The People Who Lived in the Middle West 1,500 Years Ago
While "the talk of the town" these past many decades has been about computer technology including artificial intelligence, what I find equally exciting is evidence about human lives and human ways of organizing themselves, including new technologies, while leaving no written records. In the last few years, parts of dugout canoes have been found in Michigan and Minnesota. These mean large trees were felled and formed into canoes with sharpened stone tools. Steel was other places but not here. It is evidence there were settlements that existed for considerable periods of time and were organized and skilled.
From the material found it is evident locals had experience and knowledge about the wood from different species of trees. I have split elm for firewood and know it to have strong fibers. Native knew this, too, and used it in their canoes.

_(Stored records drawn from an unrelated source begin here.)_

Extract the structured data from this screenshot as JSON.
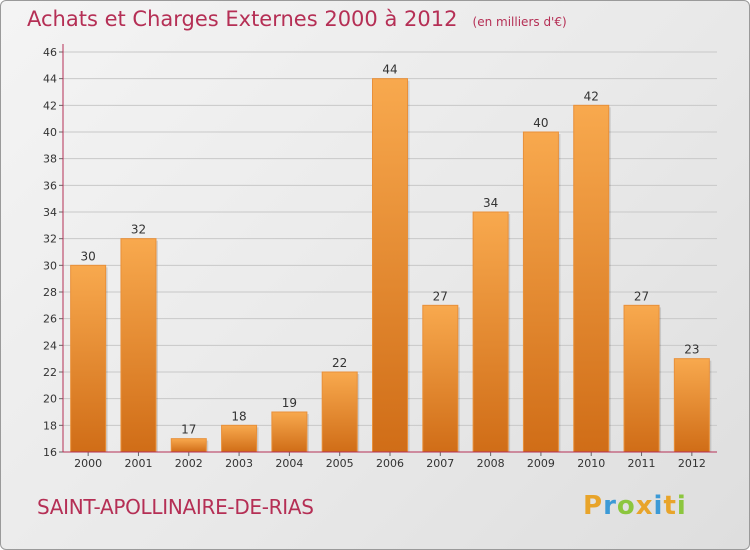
{
  "title": "Achats et Charges Externes 2000 à 2012",
  "subtitle": "(en milliers d'€)",
  "commune": "SAINT-APOLLINAIRE-DE-RIAS",
  "logo": {
    "text": "Proxiti",
    "letters": [
      {
        "ch": "P",
        "color": "#e8a42a"
      },
      {
        "ch": "r",
        "color": "#3c9ad6"
      },
      {
        "ch": "o",
        "color": "#8cc63e"
      },
      {
        "ch": "x",
        "color": "#e8a42a"
      },
      {
        "ch": "i",
        "color": "#3c9ad6"
      },
      {
        "ch": "t",
        "color": "#e8a42a"
      },
      {
        "ch": "i",
        "color": "#8cc63e"
      }
    ]
  },
  "colors": {
    "bar_light": "#f8a94e",
    "bar_dark": "#d06d17",
    "title": "#b52f55",
    "axis": "#b52f55",
    "grid": "#c8c8c8"
  },
  "chart_data": {
    "type": "bar",
    "categories": [
      "2000",
      "2001",
      "2002",
      "2003",
      "2004",
      "2005",
      "2006",
      "2007",
      "2008",
      "2009",
      "2010",
      "2011",
      "2012"
    ],
    "values": [
      30,
      32,
      17,
      18,
      19,
      22,
      44,
      27,
      34,
      40,
      42,
      27,
      23
    ],
    "ylim": [
      16,
      46
    ],
    "yticks": [
      16,
      18,
      20,
      22,
      24,
      26,
      28,
      30,
      32,
      34,
      36,
      38,
      40,
      42,
      44,
      46
    ],
    "grid": true,
    "data_labels": true
  }
}
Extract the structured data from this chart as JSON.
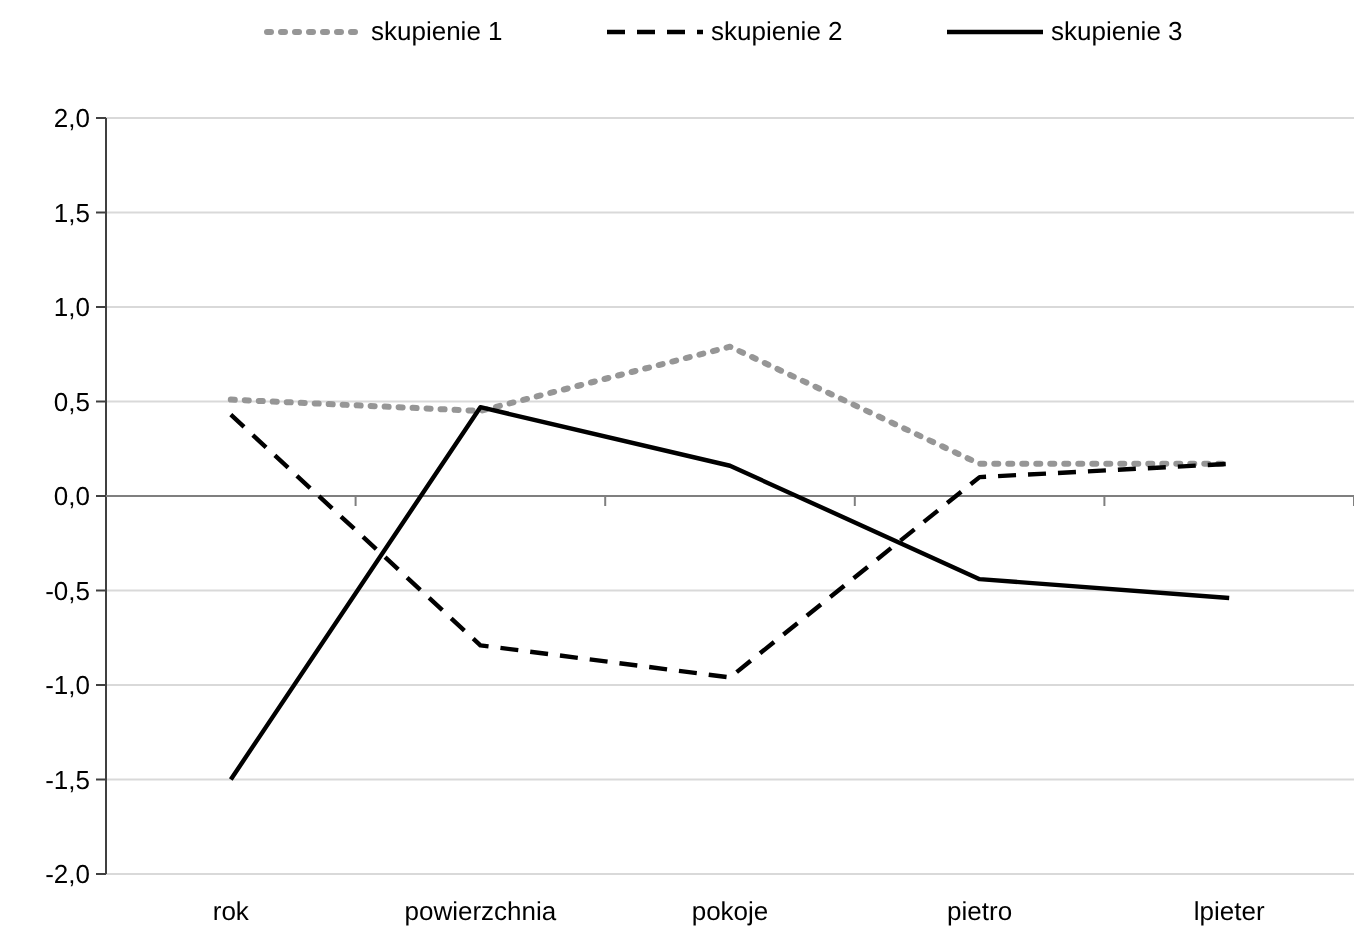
{
  "chart_data": {
    "type": "line",
    "categories": [
      "rok",
      "powierzchnia",
      "pokoje",
      "pietro",
      "lpieter"
    ],
    "series": [
      {
        "name": "skupienie 1",
        "color": "#969696",
        "line_style": "dotted",
        "values": [
          0.51,
          0.45,
          0.79,
          0.17,
          0.17
        ]
      },
      {
        "name": "skupienie 2",
        "color": "#000000",
        "line_style": "dashed",
        "values": [
          0.43,
          -0.79,
          -0.96,
          0.1,
          0.17
        ]
      },
      {
        "name": "skupienie 3",
        "color": "#000000",
        "line_style": "solid",
        "values": [
          -1.5,
          0.47,
          0.16,
          -0.44,
          -0.54
        ]
      }
    ],
    "ylim": [
      -2,
      2
    ],
    "yticks": [
      {
        "value": -2,
        "label": "-2,0"
      },
      {
        "value": -1.5,
        "label": "-1,5"
      },
      {
        "value": -1,
        "label": "-1,0"
      },
      {
        "value": -0.5,
        "label": "-0,5"
      },
      {
        "value": 0,
        "label": "0,0"
      },
      {
        "value": 0.5,
        "label": "0,5"
      },
      {
        "value": 1,
        "label": "1,0"
      },
      {
        "value": 1.5,
        "label": "1,5"
      },
      {
        "value": 2,
        "label": "2,0"
      }
    ],
    "grid": "y",
    "legend": "top",
    "marker": "none"
  }
}
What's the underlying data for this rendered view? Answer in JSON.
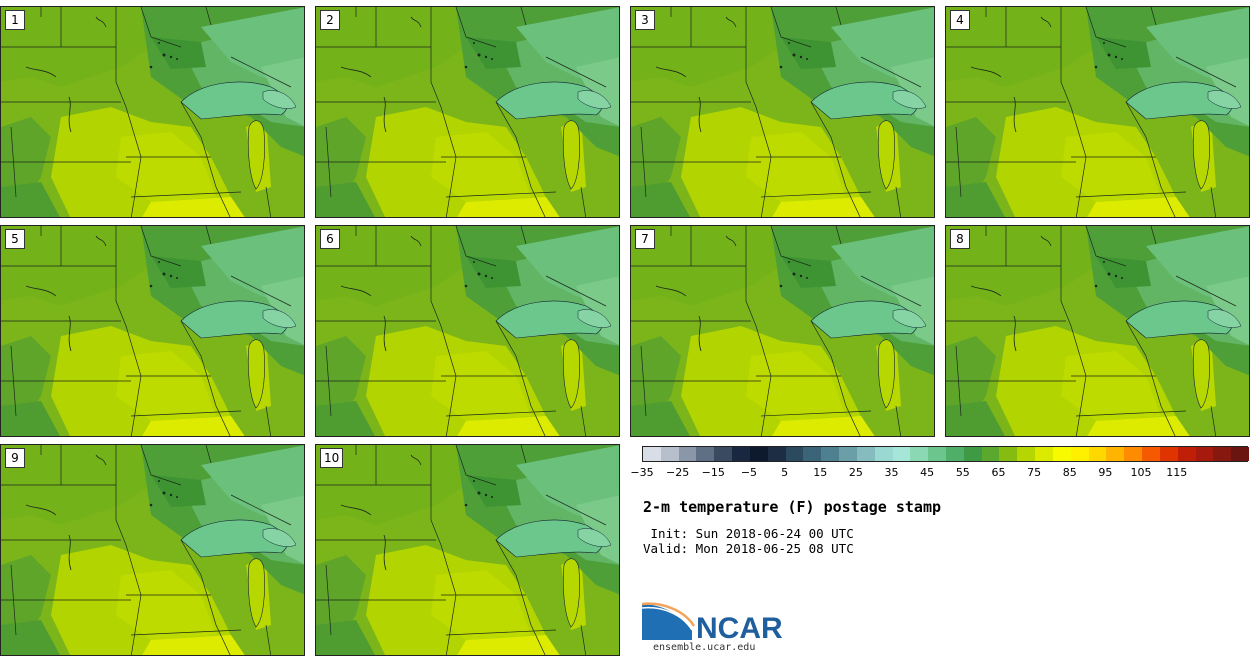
{
  "panels": [
    {
      "label": "1"
    },
    {
      "label": "2"
    },
    {
      "label": "3"
    },
    {
      "label": "4"
    },
    {
      "label": "5"
    },
    {
      "label": "6"
    },
    {
      "label": "7"
    },
    {
      "label": "8"
    },
    {
      "label": "9"
    },
    {
      "label": "10"
    }
  ],
  "colorbar": {
    "colors": [
      "#d9dee6",
      "#b6bfcb",
      "#8a97a8",
      "#5f6f84",
      "#3a4a60",
      "#1a2740",
      "#0d1a2e",
      "#1c2d44",
      "#2c4a5e",
      "#3c6478",
      "#4f8090",
      "#6a9fa8",
      "#86bcc0",
      "#9ad8d2",
      "#a6e6d8",
      "#8ad8b4",
      "#6cc58c",
      "#4fae68",
      "#3e9a44",
      "#5aa82e",
      "#86bc12",
      "#b5d600",
      "#dcea00",
      "#f8fa00",
      "#fff000",
      "#ffd800",
      "#ffb400",
      "#ff8c00",
      "#f55a00",
      "#e03400",
      "#c11e08",
      "#a51a0c",
      "#861810",
      "#6a1510"
    ],
    "ticks": [
      "−35",
      "−25",
      "−15",
      "−5",
      "5",
      "15",
      "25",
      "35",
      "45",
      "55",
      "65",
      "75",
      "85",
      "95",
      "105",
      "115"
    ]
  },
  "title": "2-m temperature (F) postage stamp",
  "init": " Init: Sun 2018-06-24 00 UTC",
  "valid": "Valid: Mon 2018-06-25 08 UTC",
  "logo": {
    "text": "NCAR",
    "url": "ensemble.ucar.edu"
  }
}
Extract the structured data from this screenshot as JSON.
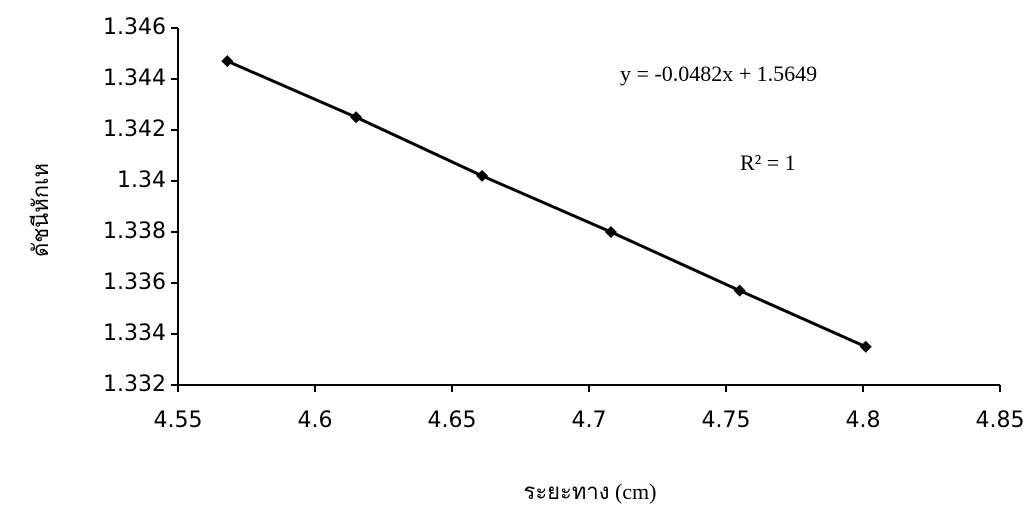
{
  "chart_data": {
    "type": "line",
    "x_label": "ระยะทาง (cm)",
    "y_label": "ดัชนีหักเห",
    "annotations": [
      "y = -0.0482x + 1.5649",
      "R² = 1"
    ],
    "x": [
      4.568,
      4.615,
      4.661,
      4.708,
      4.755,
      4.801
    ],
    "series": [
      {
        "color": "#000000",
        "values": [
          1.3447,
          1.3425,
          1.3402,
          1.338,
          1.3357,
          1.3335
        ]
      }
    ],
    "xlim": [
      4.55,
      4.85
    ],
    "xticks": [
      4.55,
      4.6,
      4.65,
      4.7,
      4.75,
      4.8,
      4.85
    ],
    "ylim": [
      1.332,
      1.346
    ],
    "yticks": [
      1.332,
      1.334,
      1.336,
      1.338,
      1.34,
      1.342,
      1.344,
      1.346
    ],
    "grid": false,
    "markers": "diamond"
  }
}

Several of the canoe parts have been found where rivers meet. Later, these became to sites for cities because of the commerce going past on rivers. No doubt, ancient native societies settled in the same locations for the same reasons.
All of this reinforces the message of what we now know about native societies. They were not "savages" who only hunted. They were instead sophisticated societies who developed and changed their livelihoods, organizational structures and even locations as preferences and weather changed.
Lots of information about early people in North America was recorded by the French Jesuits who came to convert them to Christianity. The Jesuits found Christianity to be a hard sell because natives had already debated religion among themselves and found flaws in the Jesuit case for Christianity.
The people here before Europeans knew how to make canoes, trade and organize their societies.